Un Cambio de Gusto: Declive y Legado

A pesar de su éxito inicial, la popularidad de Nattier decayó en los últimos años de su carrera. La extravagancia del estilo Rococó perdió favor a medida que los gustos se desplazaban hacia una estética más contenida y clásica. Algunos críticos lo acusaron de emplear el “maquillaje” para realzar la belleza de sus sujetos, una acusación que reflejaba un escepticismo más amplio sobre la artificialidad de la vida cortesana. No obstante, la influencia de Nattier en el retrato francés permaneció significativa. Su técnica meticulosa, composiciones elegantes y su capacidad para capturar la esencia de la elegancia aristocrática establecieron un estándar para generaciones de artistas. Su obra sigue siendo admirada hoy por su belleza exquisita, su sutil simbolismo y su perdurable atractivo como ventana al mundo de la Francia del siglo XVIII.

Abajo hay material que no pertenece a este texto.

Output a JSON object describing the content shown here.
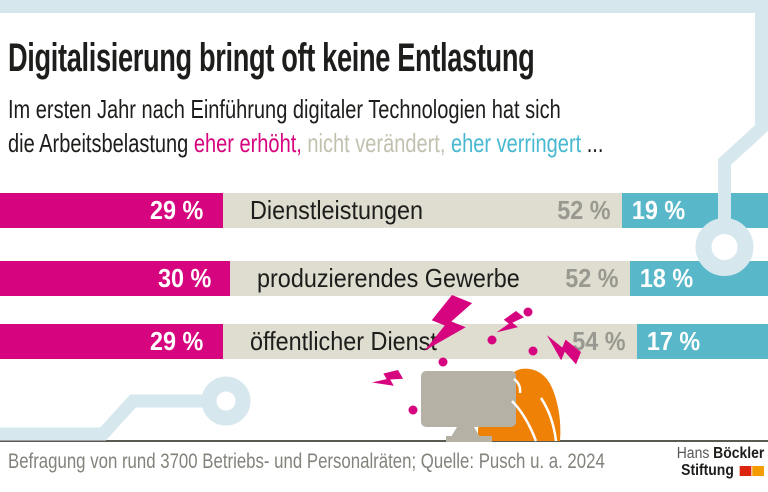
{
  "header": {
    "title": "Digitalisierung bringt oft keine Entlastung",
    "subtitle_line1": "Im ersten Jahr nach Einführung digitaler Technologien hat sich",
    "subtitle_line2_parts": [
      {
        "text": "die Arbeitsbelastung ",
        "colorKey": "ink"
      },
      {
        "text": "eher erhöht,",
        "colorKey": "magenta"
      },
      {
        "text": " ",
        "colorKey": "ink"
      },
      {
        "text": "nicht verändert,",
        "colorKey": "subtitle_gray"
      },
      {
        "text": " ",
        "colorKey": "ink"
      },
      {
        "text": "eher verringert",
        "colorKey": "subtitle_teal"
      },
      {
        "text": " ...",
        "colorKey": "ink"
      }
    ]
  },
  "chart_data": {
    "type": "bar",
    "variant": "horizontal-stacked-100percent",
    "unit": "%",
    "categories": [
      "Dienstleistungen",
      "produzierendes Gewerbe",
      "öffentlicher Dienst"
    ],
    "series": [
      {
        "name": "eher erhöht",
        "colorKey": "magenta",
        "values": [
          29,
          30,
          29
        ]
      },
      {
        "name": "nicht verändert",
        "colorKey": "beige",
        "values": [
          52,
          52,
          54
        ]
      },
      {
        "name": "eher verringert",
        "colorKey": "teal",
        "values": [
          19,
          18,
          17
        ]
      }
    ],
    "value_label_format": "{v} %",
    "legend_position": "inline-in-subtitle",
    "title": "Digitalisierung bringt oft keine Entlastung"
  },
  "footer": {
    "source": "Befragung von rund 3700 Betriebs- und Personalräten; Quelle: Pusch u. a. 2024"
  },
  "logo": {
    "line1_regular": "Hans ",
    "line1_bold": "Böckler",
    "line2_bold": "Stiftung"
  },
  "illustration": {
    "elements": [
      "monitor-icon",
      "stressed-person-icon",
      "lightning-bolt-icon",
      "spark-dot",
      "circuit-trace-decoration"
    ]
  },
  "colors": {
    "magenta": "#d6047e",
    "beige": "#dfddd0",
    "teal": "#58b7c9",
    "subtitle_gray": "#c2c1b0",
    "subtitle_teal": "#48b9d1",
    "gray_value": "#9a9991",
    "ink": "#1d1d1b",
    "light_blue": "#d6e7ee",
    "orange": "#ef8106",
    "monitor_gray": "#b6b1a5",
    "footer_gray": "#83827b",
    "logo_red": "#dc250e",
    "logo_orange": "#f49b00"
  }
}
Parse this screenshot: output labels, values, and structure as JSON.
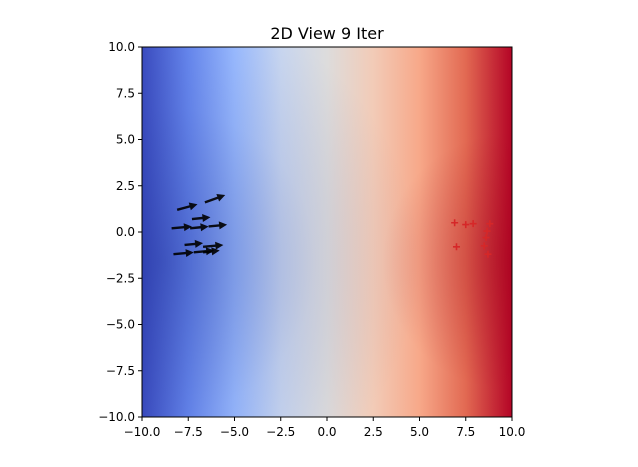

Catharina Backer: Una Voz Artística Paralela

Mientras la fama de Nattier descansaba en sus retratos cortesanos, otra figura significativa del arte holandés durante este periodo fue Catharina Backer (1689–1766). A diferencia de Nattier, quien recibió formación formal y trabajó dentro de los círculos artísticos establecidos de París, Backer desarrolló su talento de forma independiente. Comenzó a pintar como un pasatiempo, inspirada por la extensa colección de obras de arte de su familia y la influencia de su padre, Willem Backer, un respetado coleccionista y pintor. La obra de Backer consiste principalmente en naturalezas muertas de flores: representaciones delicadas y meticulosas de capullos, frutos e insectos. Su trabajo demuestra una sensibilidad notable hacia el color, la textura y la forma, haciendo gala de su aguda capacidad de observación. Aunque su estilo difería del de Nattier en temática y contexto, ambos artistas compartían la dedicación por capturar la belleza y reflejar los valores de sus respectivas sociedades. El legado de Backer reside en su contribución a la historia del arte holandés como una de las pocas mujeres artistas que logró reconocimiento durante el siglo XVIII.